Muhadith calls it “guilt by association. Everything was hearsay. There was no tangible evidence.” To hear him tell it: One night at Hot Beats Recording Studio in Atlanta, a rapper he was advising asked Muhadith to introduce him to a heroin supplier. Muhadith complied, which he says was the end of his involvement but enough to place him under the umbrella of conspiracy once federal charges were brought against the other artist.
Muhadith says there are discrepancies in the case, including one that should have gotten it thrown out: The indictment states that he was involved in this conspiracy from 2006 to 2008. But, he says, he didn’t meet the individual until 2008. Why did he even make the introduction? “That, um, was just me being stupid, really,” he says wistfully. “It was just a brief introduction. It cost me 168 months.”

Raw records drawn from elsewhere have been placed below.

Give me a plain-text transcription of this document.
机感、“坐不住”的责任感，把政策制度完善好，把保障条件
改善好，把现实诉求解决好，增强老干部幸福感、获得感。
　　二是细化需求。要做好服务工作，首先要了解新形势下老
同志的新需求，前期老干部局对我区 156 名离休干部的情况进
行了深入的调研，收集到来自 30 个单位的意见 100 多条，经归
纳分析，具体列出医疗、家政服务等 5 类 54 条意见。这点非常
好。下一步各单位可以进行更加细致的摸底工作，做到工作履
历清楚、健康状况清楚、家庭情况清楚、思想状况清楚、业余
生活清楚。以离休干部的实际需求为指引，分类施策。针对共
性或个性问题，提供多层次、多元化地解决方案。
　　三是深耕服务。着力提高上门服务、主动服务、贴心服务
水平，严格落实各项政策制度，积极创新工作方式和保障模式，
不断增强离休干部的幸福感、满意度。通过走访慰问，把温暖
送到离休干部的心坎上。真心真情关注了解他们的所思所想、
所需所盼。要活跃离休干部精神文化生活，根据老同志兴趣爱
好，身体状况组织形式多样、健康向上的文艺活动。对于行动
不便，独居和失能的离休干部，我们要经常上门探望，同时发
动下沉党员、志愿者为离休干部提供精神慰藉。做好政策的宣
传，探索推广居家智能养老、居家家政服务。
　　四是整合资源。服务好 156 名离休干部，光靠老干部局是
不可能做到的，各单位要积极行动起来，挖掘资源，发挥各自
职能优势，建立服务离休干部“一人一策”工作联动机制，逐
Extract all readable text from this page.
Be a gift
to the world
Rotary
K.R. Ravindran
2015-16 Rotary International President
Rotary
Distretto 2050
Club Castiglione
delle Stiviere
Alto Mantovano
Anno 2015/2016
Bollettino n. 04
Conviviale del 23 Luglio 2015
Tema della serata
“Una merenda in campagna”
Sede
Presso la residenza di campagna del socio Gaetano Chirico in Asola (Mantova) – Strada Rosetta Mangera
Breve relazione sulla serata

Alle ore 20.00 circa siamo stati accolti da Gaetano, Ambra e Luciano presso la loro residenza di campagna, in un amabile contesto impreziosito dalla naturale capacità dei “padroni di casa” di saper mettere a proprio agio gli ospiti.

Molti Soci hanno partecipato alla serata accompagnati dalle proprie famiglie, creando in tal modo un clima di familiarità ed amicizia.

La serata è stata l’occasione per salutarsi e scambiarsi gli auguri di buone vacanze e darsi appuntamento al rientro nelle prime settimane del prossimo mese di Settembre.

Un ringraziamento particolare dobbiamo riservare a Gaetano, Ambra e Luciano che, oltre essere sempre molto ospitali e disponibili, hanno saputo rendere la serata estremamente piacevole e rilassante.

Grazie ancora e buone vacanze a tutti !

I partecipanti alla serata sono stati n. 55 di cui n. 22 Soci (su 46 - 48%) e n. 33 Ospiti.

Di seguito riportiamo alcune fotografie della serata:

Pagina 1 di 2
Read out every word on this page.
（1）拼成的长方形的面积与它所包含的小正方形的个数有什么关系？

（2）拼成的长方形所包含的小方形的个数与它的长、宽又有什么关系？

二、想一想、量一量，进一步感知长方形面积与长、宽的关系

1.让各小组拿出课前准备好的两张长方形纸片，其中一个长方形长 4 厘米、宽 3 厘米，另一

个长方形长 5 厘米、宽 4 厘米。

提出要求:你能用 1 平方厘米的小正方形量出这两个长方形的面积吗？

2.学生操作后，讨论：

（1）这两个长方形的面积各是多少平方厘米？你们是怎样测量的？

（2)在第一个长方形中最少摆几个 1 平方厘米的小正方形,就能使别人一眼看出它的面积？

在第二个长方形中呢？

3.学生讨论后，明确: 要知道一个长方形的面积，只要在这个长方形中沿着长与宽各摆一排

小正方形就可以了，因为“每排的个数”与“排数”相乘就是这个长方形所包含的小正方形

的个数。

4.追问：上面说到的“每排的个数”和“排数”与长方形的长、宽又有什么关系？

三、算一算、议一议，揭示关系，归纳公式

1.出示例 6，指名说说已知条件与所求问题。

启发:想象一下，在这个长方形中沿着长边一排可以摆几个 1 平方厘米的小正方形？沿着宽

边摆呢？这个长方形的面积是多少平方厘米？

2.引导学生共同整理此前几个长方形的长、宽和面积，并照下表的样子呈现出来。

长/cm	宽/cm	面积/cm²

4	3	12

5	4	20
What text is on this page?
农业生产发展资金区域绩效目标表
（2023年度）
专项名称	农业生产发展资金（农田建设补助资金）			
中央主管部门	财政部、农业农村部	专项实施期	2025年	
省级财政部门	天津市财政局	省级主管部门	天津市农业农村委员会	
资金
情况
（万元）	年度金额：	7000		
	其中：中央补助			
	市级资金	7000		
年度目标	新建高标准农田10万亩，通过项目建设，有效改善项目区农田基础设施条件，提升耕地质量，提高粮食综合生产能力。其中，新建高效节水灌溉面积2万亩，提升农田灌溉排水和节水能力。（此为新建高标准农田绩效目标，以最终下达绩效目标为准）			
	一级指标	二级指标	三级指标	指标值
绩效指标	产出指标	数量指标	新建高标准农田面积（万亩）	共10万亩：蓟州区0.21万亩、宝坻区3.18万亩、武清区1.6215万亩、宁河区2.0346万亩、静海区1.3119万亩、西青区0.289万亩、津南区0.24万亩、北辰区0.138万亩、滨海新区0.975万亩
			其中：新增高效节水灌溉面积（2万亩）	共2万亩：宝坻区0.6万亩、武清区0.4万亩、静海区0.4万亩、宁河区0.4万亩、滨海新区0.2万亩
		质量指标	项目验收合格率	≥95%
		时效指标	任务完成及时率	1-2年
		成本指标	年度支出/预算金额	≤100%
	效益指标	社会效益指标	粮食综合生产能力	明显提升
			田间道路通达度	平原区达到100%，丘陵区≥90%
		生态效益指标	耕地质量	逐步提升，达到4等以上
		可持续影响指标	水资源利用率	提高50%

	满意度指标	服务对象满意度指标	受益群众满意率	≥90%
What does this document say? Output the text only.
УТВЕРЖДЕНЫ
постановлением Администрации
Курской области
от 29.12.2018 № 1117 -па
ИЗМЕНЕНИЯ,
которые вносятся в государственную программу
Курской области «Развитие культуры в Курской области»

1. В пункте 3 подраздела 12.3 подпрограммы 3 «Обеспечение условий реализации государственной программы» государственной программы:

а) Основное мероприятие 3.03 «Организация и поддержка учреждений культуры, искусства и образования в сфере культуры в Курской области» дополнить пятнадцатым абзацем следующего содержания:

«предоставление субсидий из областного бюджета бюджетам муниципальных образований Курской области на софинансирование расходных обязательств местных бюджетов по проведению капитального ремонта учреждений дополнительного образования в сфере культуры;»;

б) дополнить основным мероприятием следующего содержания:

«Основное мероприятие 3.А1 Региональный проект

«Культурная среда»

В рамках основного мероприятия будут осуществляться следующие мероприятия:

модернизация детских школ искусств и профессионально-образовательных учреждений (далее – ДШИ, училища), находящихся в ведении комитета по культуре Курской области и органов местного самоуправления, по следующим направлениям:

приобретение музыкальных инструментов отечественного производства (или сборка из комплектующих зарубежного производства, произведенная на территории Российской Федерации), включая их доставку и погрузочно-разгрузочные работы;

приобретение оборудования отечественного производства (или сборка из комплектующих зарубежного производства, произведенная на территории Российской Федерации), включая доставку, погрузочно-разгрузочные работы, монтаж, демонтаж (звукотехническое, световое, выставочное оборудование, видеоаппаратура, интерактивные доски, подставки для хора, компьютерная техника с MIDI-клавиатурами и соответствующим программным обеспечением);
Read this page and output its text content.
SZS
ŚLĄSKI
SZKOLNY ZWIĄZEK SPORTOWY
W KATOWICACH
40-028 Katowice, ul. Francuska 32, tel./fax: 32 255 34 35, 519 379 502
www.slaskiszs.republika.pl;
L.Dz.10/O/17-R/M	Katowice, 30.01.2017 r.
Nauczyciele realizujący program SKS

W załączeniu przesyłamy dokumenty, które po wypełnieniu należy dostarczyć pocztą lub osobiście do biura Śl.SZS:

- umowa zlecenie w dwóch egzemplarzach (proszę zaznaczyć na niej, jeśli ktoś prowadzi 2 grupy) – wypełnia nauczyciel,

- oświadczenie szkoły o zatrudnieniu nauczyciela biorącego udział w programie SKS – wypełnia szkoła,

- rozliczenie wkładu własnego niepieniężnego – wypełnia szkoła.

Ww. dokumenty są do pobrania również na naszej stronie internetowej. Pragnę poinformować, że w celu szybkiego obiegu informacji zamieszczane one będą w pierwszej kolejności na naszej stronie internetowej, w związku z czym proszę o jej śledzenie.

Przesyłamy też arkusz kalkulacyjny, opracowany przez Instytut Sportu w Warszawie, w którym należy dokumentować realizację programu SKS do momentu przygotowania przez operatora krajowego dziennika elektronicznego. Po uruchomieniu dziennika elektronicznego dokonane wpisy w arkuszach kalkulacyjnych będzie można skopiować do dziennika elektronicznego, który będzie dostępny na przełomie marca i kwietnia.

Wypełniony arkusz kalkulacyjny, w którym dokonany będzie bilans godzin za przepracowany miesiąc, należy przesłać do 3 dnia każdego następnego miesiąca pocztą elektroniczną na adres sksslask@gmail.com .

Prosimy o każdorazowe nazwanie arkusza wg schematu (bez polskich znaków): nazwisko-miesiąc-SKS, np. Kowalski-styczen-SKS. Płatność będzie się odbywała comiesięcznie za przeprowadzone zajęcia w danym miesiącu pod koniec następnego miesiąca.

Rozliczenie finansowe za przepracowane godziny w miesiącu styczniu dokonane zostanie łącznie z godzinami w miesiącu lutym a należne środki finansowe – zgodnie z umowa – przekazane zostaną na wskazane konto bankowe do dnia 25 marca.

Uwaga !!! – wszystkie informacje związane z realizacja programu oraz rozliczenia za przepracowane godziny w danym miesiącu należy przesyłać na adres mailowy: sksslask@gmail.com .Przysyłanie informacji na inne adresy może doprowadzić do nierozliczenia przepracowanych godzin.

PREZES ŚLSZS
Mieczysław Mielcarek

Muhadith, who sprinkles his speech with Arabic and verses from the Koran, remains upbeat despite his long sentence. “The thing that makes this easy for me is my religion,” he says. “As long as I accord to what Islam teaches, it doesn’t matter where I’m at.”
He is, in other words, firmly in the present—though at times he’s like an old guy at a bar, reminiscing about his heyday. “I’m actually grateful that those things happened,” he says, “because all those events led me to where I am now.”
The Harlem of Amir Muhadith’s formative years didn’t resemble the glories of the Harlem Renaissance or the gentrified neighborhood it is today; some of the brownstones featured on Million Dollar Listing New York were crack houses when Loon walked these streets. In his Harlem, kids grew up fast; Muhadith spent his boyhood fighting, selling crack, smoking weed, snorting coke, shooting dice and having sex with older women. “I grew up exposed to a lot of criminal behavior,” he says.
His parents, William “Hamburger” Hughley and Carol Hawkins, were dubbed the Bonnie and Clyde of 116th Street, hustlers who profited from Harlem’s heroin epidemic in the 1970s. Burger was sporty, stylish. He also may not be Muhadith’s biological father. Carol worked for the drug lord Nicky Barnes, dubbed “Mr. Untouchable” by The New York Times Magazine. When she became pregnant, Carol says, Barnes threw her a million-dollar baby shower.
Born in 1975, Muhadith had everything growing up but supervision. “I was a great provider, because I hustled,” Carol says. “It didn’t change until he was about five, which was when a lot of the crackdown started. Then that crack demon came along.” Barnes was sent away in 1978, a few years before crack replaced heroin as the neighborhood scourge. By the time that transition was complete, in the mid-1980s, Carol, once a budding queenpin, was a junkie.
While Carol battled addiction, her mother, Evelyn Hawkins, a pious beautician, and her father, John, a World War II vet, raised Muhadith in Esplanade Gardens. The 1,872unit complex situated on the Harlem River was originally sold as a middle-class oasis with an Olympic-size swimming pool and the subway at its doorstep. But when Muhadith was 14, one of his friends was shot outside building number four.